The Voice has published many well-known writers, including Ezra
Pound, Henry Miller, Katherine Anne Porter, James Baldwin, E. E.
Cummings, Nat Hentoff, Ted Hoagland, Tom Stoppard, Lorraine
Hansberry, Ron Rosenbaum, Paul Levinson, Jerry Tallmer, Allen
Ginsberg, Lester Bangs, Murray Kempton, I.F. Stone, Pete Hamill,
Roger Wilkins and Joshua Clover. Former editors have included Dan
Wolf, Clay Felker, Tom Morgan, Marianne Partridge, David
Schneiderman, Diane Fischer, Robert Friedman, Marty Gottlieb,
Jonathan Larson, and Karen Durbin.
Village Voice columnists have included Rachel Kramer Bussel,
Tristan Taormino, Alexander Cockburn, Nina Lalli, Michael Musto,
Joy Press, Tricia Romano, Andrew Sarris, Dan Savage, Sydney H.
Schanberg, Toni Schlesinger, Robert Sietsema, Silke Tudor and
Corina Zappia.
Early columnists of the 1950s and 1960s included Jonas Mekas, who
explored the underground film movement in his "Film Journal"
column; Linda Solomon, who reviewed the Village club scene in the
"Riffs" column; and Sam Julty, who wrote a popular column on car
ownership and maintenance. Another regular from that period was the
cartoonist Kin Platt, who did weekly theatrical caricatures. Other
prominent regulars have included Peter Schjeldahl, Ellen Willis,
Leslie Savan, C. Carr, Simon Firth, Tom Carson, Mim Udovitch, Wayne
Barrett and Ross Wetzsteon.
The newspaper has also been a host to promising underground
cartoonists. In addition to mainstay Jules Feiffer, whose cartoon
ran for decades in the paper until its cancellation in 1996,
well-known cartoonists featured in the paper have included Matt
Groening, Lynda Barry, Stan Mack, Mark Alan Stamaty, Ted Rall, Tom
Tomorrow, Ward Sutton and Ruben Bolling.
The Voice is also known for containing adult content, including sex
advice columns and many pages of advertising for "adult services"

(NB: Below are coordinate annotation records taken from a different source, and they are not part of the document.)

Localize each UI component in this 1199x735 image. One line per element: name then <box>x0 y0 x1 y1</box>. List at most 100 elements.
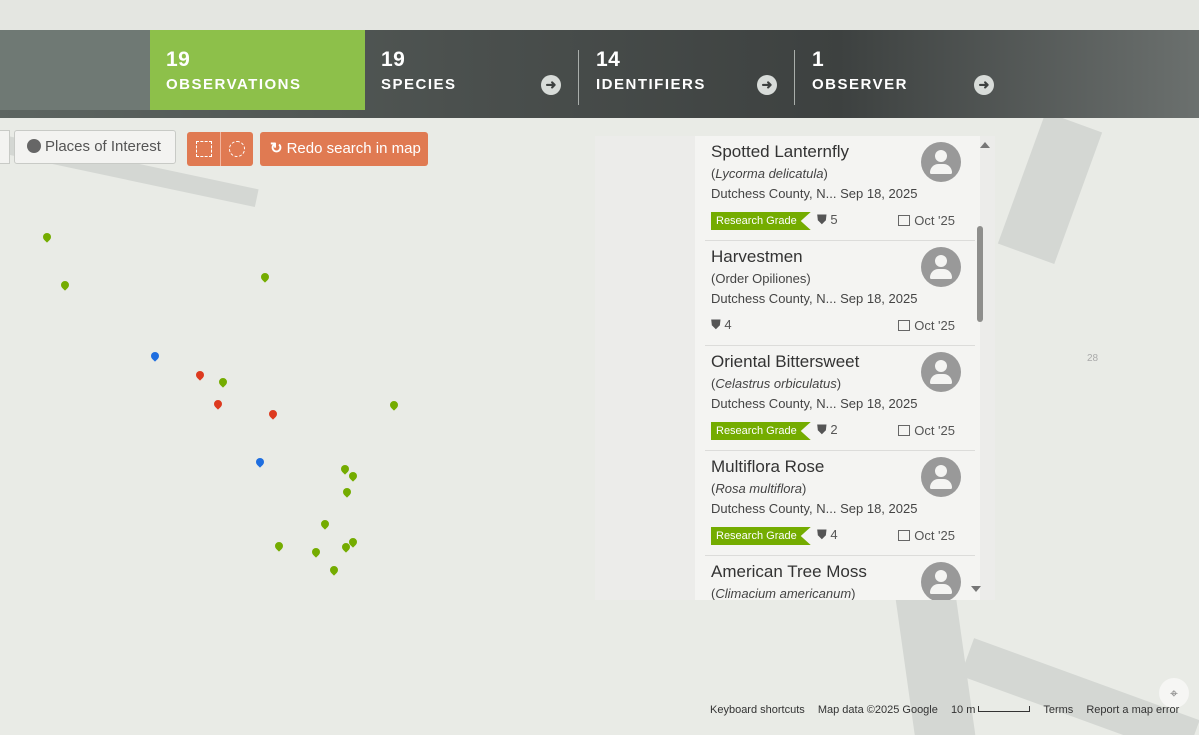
observation-common-name[interactable]: Harvestmen <box>711 247 803 266</box>
observation-place: Dutchess County, N... <box>711 291 837 306</box>
observation-place: Dutchess County, N... <box>711 501 837 516</box>
rectangle-select-icon[interactable] <box>196 141 212 157</box>
observations-count: 19 <box>166 48 191 71</box>
observation-scientific-name: (Climacium americanum) <box>711 586 856 600</box>
map-pin[interactable] <box>259 271 271 283</box>
identification-count-value: 4 <box>830 527 838 542</box>
user-avatar-icon[interactable] <box>921 457 961 497</box>
observation-card[interactable]: Oriental Bittersweet (Celastrus orbicula… <box>705 346 975 451</box>
observation-card[interactable]: American Tree Moss (Climacium americanum… <box>705 556 975 600</box>
observation-scientific-name: (Celastrus orbiculatus) <box>711 376 842 391</box>
added-date-value: Oct '25 <box>914 318 955 333</box>
map-pin[interactable] <box>212 398 224 410</box>
added-date: Oct '25 <box>898 423 955 438</box>
user-avatar-icon[interactable] <box>921 562 961 600</box>
map-pin[interactable] <box>254 456 266 468</box>
scroll-down-icon[interactable] <box>971 586 981 592</box>
map-pin[interactable] <box>341 486 353 498</box>
terms-link[interactable]: Terms <box>1043 704 1074 716</box>
stats-bar: 19 OBSERVATIONS 19 SPECIES ➜ 14 IDENTIFI… <box>0 30 1199 118</box>
arrow-right-icon[interactable]: ➜ <box>974 75 994 95</box>
shape-draw-buttons <box>187 132 253 166</box>
map-pin[interactable] <box>273 540 285 552</box>
species-count: 19 <box>381 48 406 71</box>
map-pin[interactable] <box>41 231 53 243</box>
identification-count: ⛊ 5 <box>817 212 838 227</box>
map-pin[interactable] <box>319 518 331 530</box>
tab-species[interactable]: 19 SPECIES ➜ <box>365 30 577 110</box>
calendar-icon <box>898 215 911 226</box>
redo-search-button[interactable]: ↻ Redo search in map <box>260 132 428 166</box>
map-pin[interactable] <box>310 546 322 558</box>
observation-card[interactable]: Spotted Lanternfly (Lycorma delicatula) … <box>705 136 975 241</box>
added-date: Oct '25 <box>898 318 955 333</box>
map-pin[interactable] <box>217 376 229 388</box>
map-road <box>997 118 1103 265</box>
tab-observers[interactable]: 1 OBSERVER ➜ <box>796 30 1006 110</box>
observation-list-panel: Spotted Lanternfly (Lycorma delicatula) … <box>595 136 995 600</box>
user-avatar-icon[interactable] <box>921 352 961 392</box>
observation-place-date: Dutchess County, N... Sep 18, 2025 <box>711 396 917 411</box>
map-pin[interactable] <box>388 399 400 411</box>
scrollbar-thumb[interactable] <box>977 226 983 322</box>
observation-common-name[interactable]: Multiflora Rose <box>711 457 825 476</box>
observation-date: Sep 18, 2025 <box>840 291 918 306</box>
observation-place-date: Dutchess County, N... Sep 18, 2025 <box>711 186 917 201</box>
observation-common-name[interactable]: American Tree Moss <box>711 562 867 581</box>
user-avatar-icon[interactable] <box>921 142 961 182</box>
report-map-error-link[interactable]: Report a map error <box>1086 704 1180 716</box>
observations-label: OBSERVATIONS <box>166 76 302 93</box>
observation-common-name[interactable]: Oriental Bittersweet <box>711 352 860 371</box>
observers-label: OBSERVER <box>812 76 908 93</box>
map[interactable]: Places of Interest ↻ Redo search in map 2… <box>0 118 1199 735</box>
tab-identifiers[interactable]: 14 IDENTIFIERS ➜ <box>580 30 793 110</box>
arrow-right-icon[interactable]: ➜ <box>541 75 561 95</box>
circle-select-icon[interactable] <box>229 141 245 157</box>
research-grade-badge: Research Grade <box>711 212 811 230</box>
map-pin[interactable] <box>149 350 161 362</box>
map-pin[interactable] <box>347 470 359 482</box>
user-avatar-icon[interactable] <box>921 247 961 287</box>
map-pin[interactable] <box>194 369 206 381</box>
calendar-icon <box>898 425 911 436</box>
map-pin[interactable] <box>267 408 279 420</box>
locate-icon[interactable]: ⌖ <box>1159 678 1189 708</box>
keyboard-shortcuts-link[interactable]: Keyboard shortcuts <box>710 704 805 716</box>
map-footer: Keyboard shortcuts Map data ©2025 Google… <box>710 704 1189 716</box>
identification-count-value: 2 <box>830 422 838 437</box>
calendar-icon <box>898 320 911 331</box>
scroll-up-icon[interactable] <box>980 142 990 148</box>
identification-count: ⛊ 4 <box>817 527 838 542</box>
map-pin[interactable] <box>328 564 340 576</box>
observation-card[interactable]: Harvestmen (Order Opiliones) Dutchess Co… <box>705 241 975 346</box>
divider <box>220 132 221 166</box>
places-of-interest-button[interactable]: Places of Interest <box>14 130 176 164</box>
map-control-edge[interactable] <box>0 130 10 164</box>
map-label: 28 <box>1087 353 1099 364</box>
globe-icon <box>27 139 41 153</box>
arrow-right-icon[interactable]: ➜ <box>757 75 777 95</box>
observation-place-date: Dutchess County, N... Sep 18, 2025 <box>711 291 917 306</box>
divider <box>578 50 579 105</box>
map-pin[interactable] <box>59 279 71 291</box>
observation-card[interactable]: Multiflora Rose (Rosa multiflora) Dutche… <box>705 451 975 556</box>
research-grade-badge: Research Grade <box>711 422 811 440</box>
added-date-value: Oct '25 <box>914 213 955 228</box>
identification-count: ⛊ 4 <box>711 317 732 332</box>
research-grade-badge: Research Grade <box>711 527 811 545</box>
stats-bar-spacer <box>0 30 150 110</box>
scientific-name-text: Rosa multiflora <box>715 481 803 496</box>
added-date: Oct '25 <box>898 528 955 543</box>
observation-common-name[interactable]: Spotted Lanternfly <box>711 142 849 161</box>
redo-search-label: Redo search in map <box>286 140 421 157</box>
identification-count-value: 5 <box>830 212 838 227</box>
added-date-value: Oct '25 <box>914 423 955 438</box>
identifiers-count: 14 <box>596 48 621 71</box>
observation-place: Dutchess County, N... <box>711 396 837 411</box>
observation-date: Sep 18, 2025 <box>840 396 918 411</box>
scientific-name-text: Order Opiliones <box>715 271 807 286</box>
scientific-name-text: Celastrus orbiculatus <box>715 376 837 391</box>
tab-observations[interactable]: 19 OBSERVATIONS <box>150 30 365 110</box>
map-scale-label: 10 m <box>950 704 976 716</box>
observation-date: Sep 18, 2025 <box>840 186 918 201</box>
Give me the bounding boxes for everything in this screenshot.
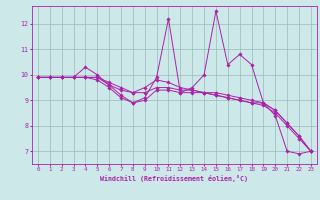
X-axis label: Windchill (Refroidissement éolien,°C): Windchill (Refroidissement éolien,°C) xyxy=(100,175,248,182)
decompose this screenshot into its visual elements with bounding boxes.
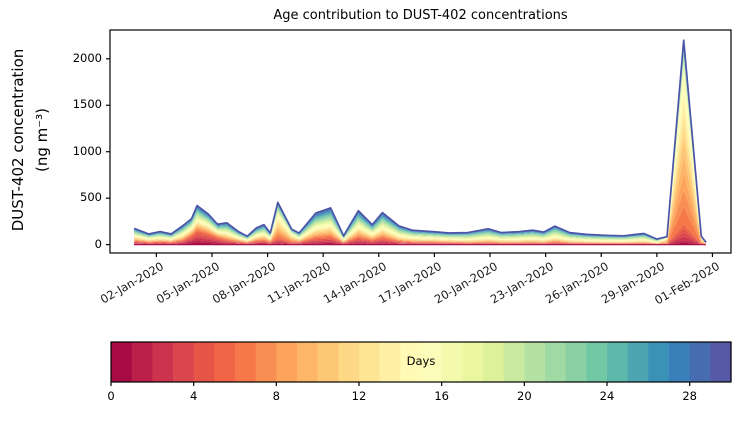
colorbar-cell (173, 342, 195, 382)
colorbar-cell (648, 342, 670, 382)
age-band-23 (134, 50, 707, 243)
colorbar-label: Days (406, 354, 436, 368)
age-band-5 (134, 224, 707, 245)
colorbar-tick-label: 16 (434, 389, 449, 403)
colorbar-cell (669, 342, 691, 382)
age-band-20 (134, 57, 707, 243)
colorbar-cell (193, 342, 215, 382)
colorbar-cell (627, 342, 649, 382)
y-tick-label: 1000 (72, 143, 102, 158)
colorbar-cell (689, 342, 711, 382)
plot-title: Age contribution to DUST-402 concentrati… (273, 8, 568, 23)
y-tick-label: 1500 (72, 97, 102, 112)
age-band-1 (134, 240, 707, 245)
colorbar-cell (400, 342, 422, 382)
colorbar-cell (462, 342, 484, 382)
age-band-21 (134, 55, 707, 243)
age-band-2 (134, 236, 707, 245)
colorbar-cell (235, 342, 257, 382)
colorbar-cell (503, 342, 525, 382)
colorbar-cell (297, 342, 319, 382)
colorbar-tick-label: 4 (189, 389, 198, 403)
colorbar-cell (565, 342, 587, 382)
age-band-0 (134, 242, 707, 245)
colorbar-cell (586, 342, 608, 382)
colorbar-cell (441, 342, 463, 382)
age-band-16 (134, 68, 707, 243)
colorbar-cell (379, 342, 401, 382)
age-band-28 (134, 42, 707, 243)
age-band-27 (134, 43, 707, 243)
age-band-22 (134, 52, 707, 243)
age-band-29 (134, 40, 707, 243)
age-band-24 (134, 49, 707, 243)
colorbar-cell (483, 342, 505, 382)
age-band-4 (134, 228, 707, 245)
colorbar-cell (276, 342, 298, 382)
colorbar-cell (131, 342, 153, 382)
age-band-26 (134, 45, 707, 243)
colorbar-cell (421, 342, 443, 382)
colorbar-cell (710, 342, 732, 382)
age-band-18 (134, 63, 707, 243)
y-tick-label: 0 (94, 236, 102, 251)
y-tick-label: 2000 (72, 50, 102, 65)
age-band-15 (134, 70, 707, 243)
colorbar-cell (214, 342, 236, 382)
age-band-14 (134, 84, 707, 244)
colorbar-tick-label: 28 (682, 389, 697, 403)
envelope-line (133, 39, 707, 243)
colorbar-tick-label: 20 (517, 389, 532, 403)
colorbar-cell (359, 342, 381, 382)
colorbar-cell (524, 342, 546, 382)
colorbar-cell (317, 342, 339, 382)
plot-box (109, 29, 732, 254)
y-tick-label: 500 (80, 190, 102, 205)
age-band-13 (134, 97, 707, 244)
colorbar-cell (338, 342, 360, 382)
colorbar-tick-label: 24 (599, 389, 615, 403)
age-band-25 (134, 47, 707, 243)
age-band-12 (134, 111, 707, 244)
colorbar-outline (110, 341, 732, 383)
colorbar-tick-label: 12 (351, 389, 367, 403)
colorbar-cell (152, 342, 174, 382)
age-band-3 (134, 232, 707, 245)
age-band-19 (134, 60, 707, 243)
colorbar-cell (607, 342, 629, 382)
colorbar-tick-label: 0 (107, 389, 115, 403)
colorbar-cell (255, 342, 277, 382)
colorbar-cell (545, 342, 567, 382)
colorbar-cell (111, 342, 133, 382)
colorbar-tick-label: 8 (272, 389, 280, 403)
age-band-11 (134, 124, 707, 244)
age-band-17 (134, 65, 707, 243)
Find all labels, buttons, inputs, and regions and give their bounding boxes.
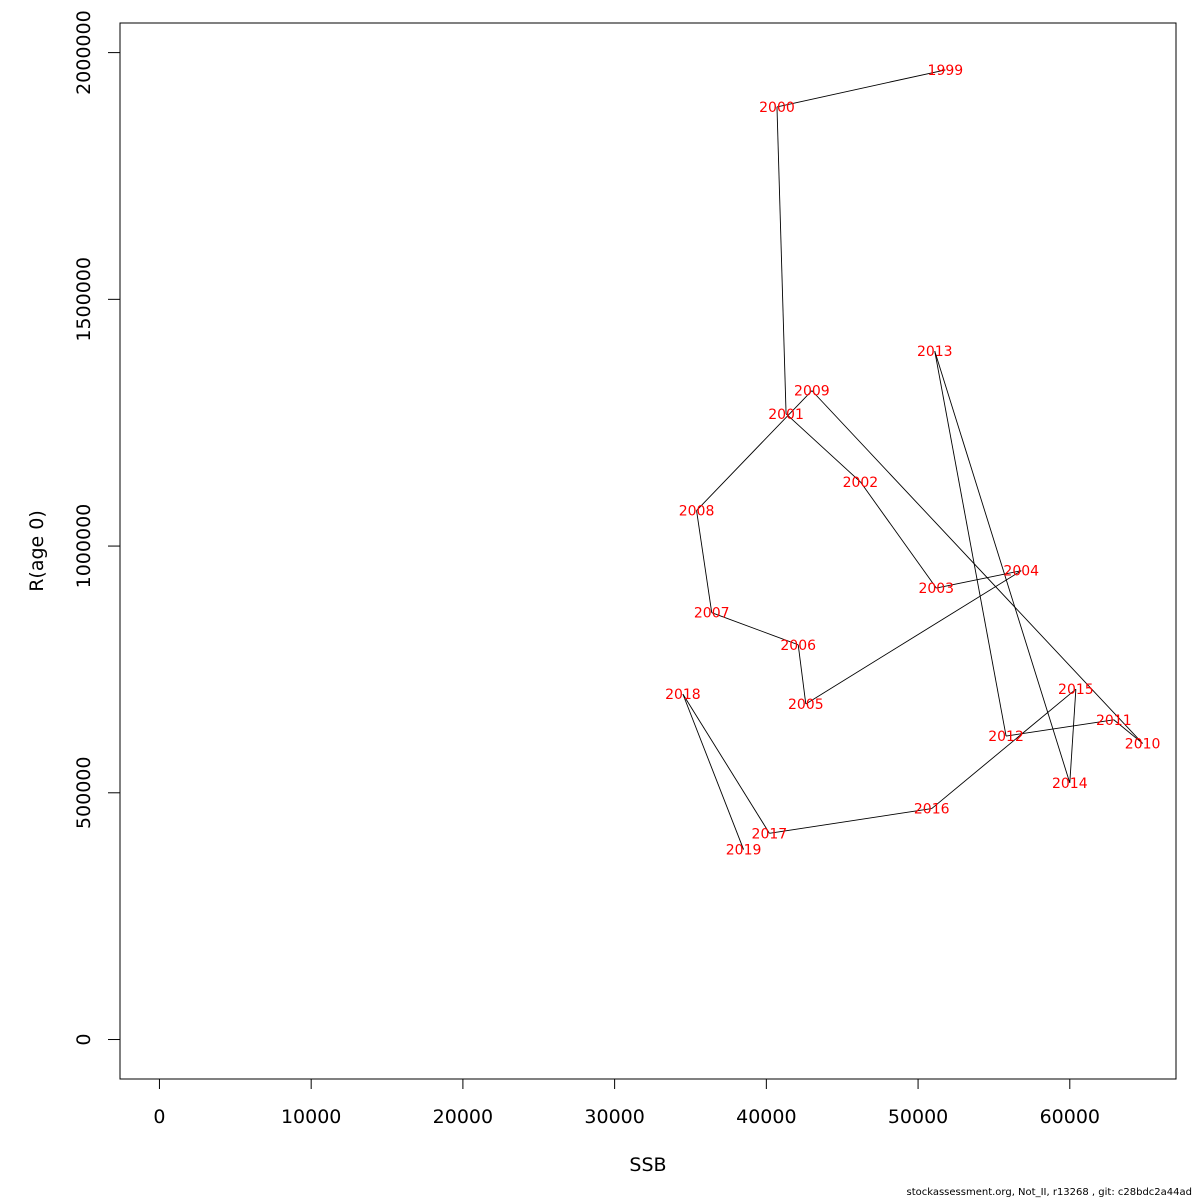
- year-labels: 1999 2000 2001 2002 2003 2004 2005 2006 2007 2008…: [665, 63, 1160, 859]
- x-axis: 0 10000 20000 30000 40000 50000 60000: [153, 1078, 1100, 1128]
- y-axis: 0 500000 1000000 1500000 2000000: [73, 10, 121, 1046]
- y-tick-label: 1000000: [73, 504, 95, 589]
- year-label-2012: 2012: [988, 729, 1024, 745]
- x-tick-label: 60000: [1040, 1106, 1100, 1128]
- year-label-2010: 2010: [1125, 736, 1161, 752]
- trajectory-segment: [696, 510, 713, 613]
- year-label-2018: 2018: [665, 687, 701, 703]
- trajectory-segment: [805, 570, 1022, 705]
- year-label-2006: 2006: [780, 638, 816, 654]
- y-tick-label: 500000: [73, 757, 95, 830]
- y-tick-label: 0: [73, 1033, 95, 1045]
- trajectory-segment: [776, 106, 787, 414]
- trajectory-segment: [936, 570, 1022, 589]
- year-label-2000: 2000: [759, 100, 795, 116]
- trajectory-segment: [711, 612, 799, 646]
- x-tick-label: 0: [153, 1106, 165, 1128]
- year-label-2017: 2017: [752, 826, 788, 842]
- trajectory-segment: [1113, 719, 1143, 744]
- footer-credit: stockassessment.org, Not_II, r13268 , gi…: [906, 1187, 1192, 1198]
- trajectory-segment: [934, 351, 1071, 784]
- trajectory-segment: [696, 390, 813, 511]
- year-label-2001: 2001: [768, 407, 804, 423]
- year-label-2013: 2013: [917, 344, 953, 360]
- trajectory-segment: [934, 351, 1007, 737]
- year-label-2005: 2005: [788, 697, 824, 713]
- year-label-2014: 2014: [1052, 776, 1088, 792]
- trajectory-segment: [682, 693, 770, 834]
- x-tick-label: 30000: [584, 1106, 644, 1128]
- year-label-2007: 2007: [694, 606, 730, 622]
- trajectory-segment: [811, 390, 1143, 744]
- x-axis-label: SSB: [629, 1154, 666, 1176]
- recruitment-trajectory: [682, 69, 1143, 850]
- year-label-2019: 2019: [726, 843, 762, 859]
- year-label-2011: 2011: [1096, 713, 1132, 729]
- x-tick-label: 20000: [433, 1106, 493, 1128]
- trajectory-segment: [1006, 719, 1114, 737]
- trajectory-segment: [1069, 689, 1077, 783]
- trajectory-segment: [682, 693, 745, 850]
- year-label-2004: 2004: [1003, 564, 1039, 580]
- y-tick-label: 2000000: [73, 10, 95, 95]
- trajectory-segment: [797, 644, 807, 705]
- year-label-2009: 2009: [794, 384, 830, 400]
- x-tick-label: 10000: [281, 1106, 341, 1128]
- y-axis-label: R(age 0): [26, 510, 48, 592]
- y-tick-label: 1500000: [73, 257, 95, 342]
- year-label-2002: 2002: [843, 475, 879, 491]
- trajectory-segment: [931, 688, 1077, 809]
- year-label-2003: 2003: [918, 581, 954, 597]
- plot-frame: [119, 22, 1177, 1080]
- trajectory-segment: [776, 69, 946, 108]
- x-tick-label: 40000: [736, 1106, 796, 1128]
- trajectory-segment: [860, 481, 937, 589]
- x-tick-label: 50000: [888, 1106, 948, 1128]
- year-label-2008: 2008: [679, 504, 715, 520]
- trajectory-segment: [769, 808, 932, 834]
- year-label-2016: 2016: [914, 802, 950, 818]
- year-label-2015: 2015: [1058, 682, 1094, 698]
- year-label-1999: 1999: [928, 63, 964, 79]
- trajectory-segment: [785, 413, 861, 483]
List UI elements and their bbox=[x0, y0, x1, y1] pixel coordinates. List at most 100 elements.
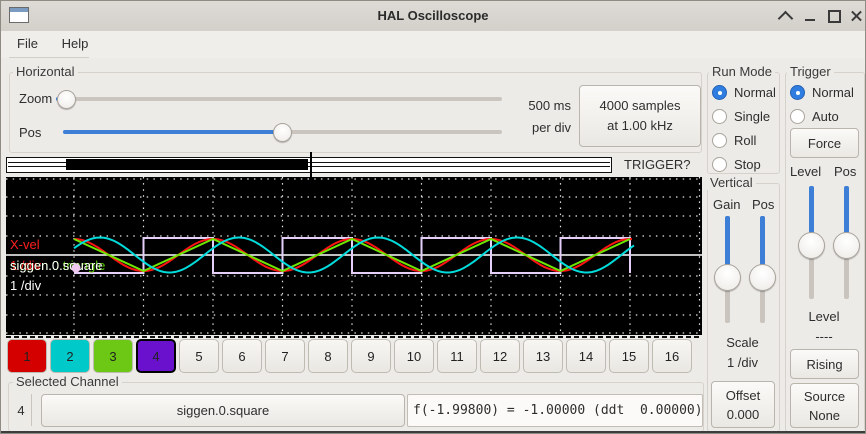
menu-bar: File Help bbox=[1, 31, 865, 58]
vertical-scale-label: Scale bbox=[726, 335, 759, 350]
trigger-level-value: ---- bbox=[815, 329, 833, 344]
channel-source-button[interactable]: siggen.0.square bbox=[41, 394, 405, 427]
trigger-status: TRIGGER? bbox=[624, 157, 691, 172]
trigger-radios: Normal Auto bbox=[790, 85, 854, 133]
radio-label: Roll bbox=[734, 133, 757, 148]
scope-label: siggen.0.triangle bbox=[10, 258, 105, 273]
samples-button[interactable]: 4000 samples at 1.00 kHz bbox=[579, 85, 701, 147]
channel-button-16[interactable]: 16 bbox=[652, 339, 692, 373]
horizontal-frame-label: Horizontal bbox=[13, 65, 78, 79]
radio-icon[interactable] bbox=[712, 157, 727, 172]
trace-ch2-sine bbox=[73, 236, 635, 274]
zoom-slider[interactable] bbox=[56, 97, 502, 101]
channel-button-4[interactable]: 4 bbox=[136, 339, 176, 373]
selected-channel-number: 4 bbox=[17, 403, 25, 418]
radio-icon[interactable] bbox=[790, 109, 805, 124]
minimize-button[interactable] bbox=[801, 8, 819, 24]
trigger-level-slider-handle[interactable] bbox=[798, 232, 825, 259]
maximize-icon bbox=[827, 9, 841, 23]
channel-button-2[interactable]: 2 bbox=[50, 339, 90, 373]
vertical-offset-button[interactable]: Offset 0.000 bbox=[711, 381, 775, 428]
window-bottom-edge bbox=[1, 431, 865, 433]
run-mode-radios: Normal Single Roll Stop bbox=[712, 85, 776, 181]
pos-slider-fill bbox=[63, 130, 283, 134]
radio-option-normal[interactable]: Normal bbox=[712, 85, 776, 100]
shade-button[interactable] bbox=[776, 8, 794, 26]
channel-button-5[interactable]: 5 bbox=[179, 339, 219, 373]
channel-row-dashes bbox=[6, 336, 702, 338]
trigger-level-slider-fill bbox=[809, 186, 814, 233]
vertical-pos-header: Pos bbox=[752, 197, 775, 212]
radio-icon[interactable] bbox=[790, 85, 805, 100]
radio-label: Normal bbox=[812, 85, 854, 100]
radio-label: Stop bbox=[734, 157, 761, 172]
minimize-icon bbox=[805, 18, 815, 21]
vertical-gain-slider-handle[interactable] bbox=[714, 264, 741, 291]
channel-button-3[interactable]: 3 bbox=[93, 339, 133, 373]
trace-ch3-triangle bbox=[73, 237, 631, 273]
record-trigger-tick bbox=[310, 152, 312, 178]
value-readout: f(-1.99800) = -1.00000 (ddt 0.00000) bbox=[407, 394, 703, 427]
channel-button-14[interactable]: 14 bbox=[566, 339, 606, 373]
zoom-slider-handle[interactable] bbox=[57, 90, 76, 109]
radio-label: Single bbox=[734, 109, 771, 124]
trigger-pos-header: Pos bbox=[834, 164, 857, 179]
radio-icon[interactable] bbox=[712, 133, 727, 148]
menu-help[interactable]: Help bbox=[61, 36, 89, 51]
shade-icon bbox=[777, 10, 793, 26]
radio-option-single[interactable]: Single bbox=[712, 109, 776, 124]
trigger-source-button[interactable]: Source None bbox=[790, 383, 859, 428]
channel-button-9[interactable]: 9 bbox=[351, 339, 391, 373]
trigger-pos-slider-handle[interactable] bbox=[833, 232, 860, 259]
force-button[interactable]: Force bbox=[790, 128, 859, 158]
channel-button-15[interactable]: 15 bbox=[609, 339, 649, 373]
trigger-frame-label: Trigger bbox=[787, 65, 834, 79]
radio-icon[interactable] bbox=[712, 109, 727, 124]
channel-button-13[interactable]: 13 bbox=[523, 339, 563, 373]
menu-file[interactable]: File bbox=[17, 36, 38, 51]
channel-button-7[interactable]: 7 bbox=[265, 339, 305, 373]
channel-button-6[interactable]: 6 bbox=[222, 339, 262, 373]
radio-option-stop[interactable]: Stop bbox=[712, 157, 776, 172]
title-bar[interactable]: HAL Oscilloscope bbox=[1, 1, 865, 32]
channel-button-12[interactable]: 12 bbox=[480, 339, 520, 373]
trigger-level-header: Level bbox=[790, 164, 822, 179]
close-icon bbox=[847, 8, 865, 24]
channel-button-11[interactable]: 11 bbox=[437, 339, 477, 373]
channel-button-1[interactable]: 1 bbox=[7, 339, 47, 373]
trigger-level-label: Level bbox=[808, 309, 840, 324]
pos-label: Pos bbox=[19, 125, 42, 140]
horizontal-frame bbox=[9, 72, 702, 153]
record-preview-window bbox=[66, 159, 308, 170]
vertical-frame-label: Vertical bbox=[707, 176, 756, 190]
scope-label: siggen.0.square bbox=[10, 258, 103, 273]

(escorts, prostitutes, etc.). This content is located at the back
of the newspaper. The other large newspapers in New York City do
not carry adult content.
The Voice's competitors in New York City include the New York
Press, New York Observer and Time Out New York. After decades of
carrying a cover price, the Voice responded to competition from the
free New York Press by itself becoming free of charge on newsstands
in the five boroughs -- in 1996. (It still carries a charge for
home/mail delivery and for newsstands outside the city limits, such
as on Long Island.) Its circulation as of June 2006 was
247,417.[1]
The Voice’s web site is a past winner of both the National Press
Foundation’s Online Journalism Award and the Editor and Publisher
EPPY Award for Best Overall US Weekly Newspaper Online.
Seventeen alternative weeklies around the United States are owned
by the Voice's parent company Village Voice Media. In 2005, the
Phoenix alternative weekly chain New Times Media purchased the
company and took the Village Voice Media name. Previous owners of
Village Voice Media have included Felker, Rupert Murdoch, and
Leonard Stern of the Hartz Mountain empire.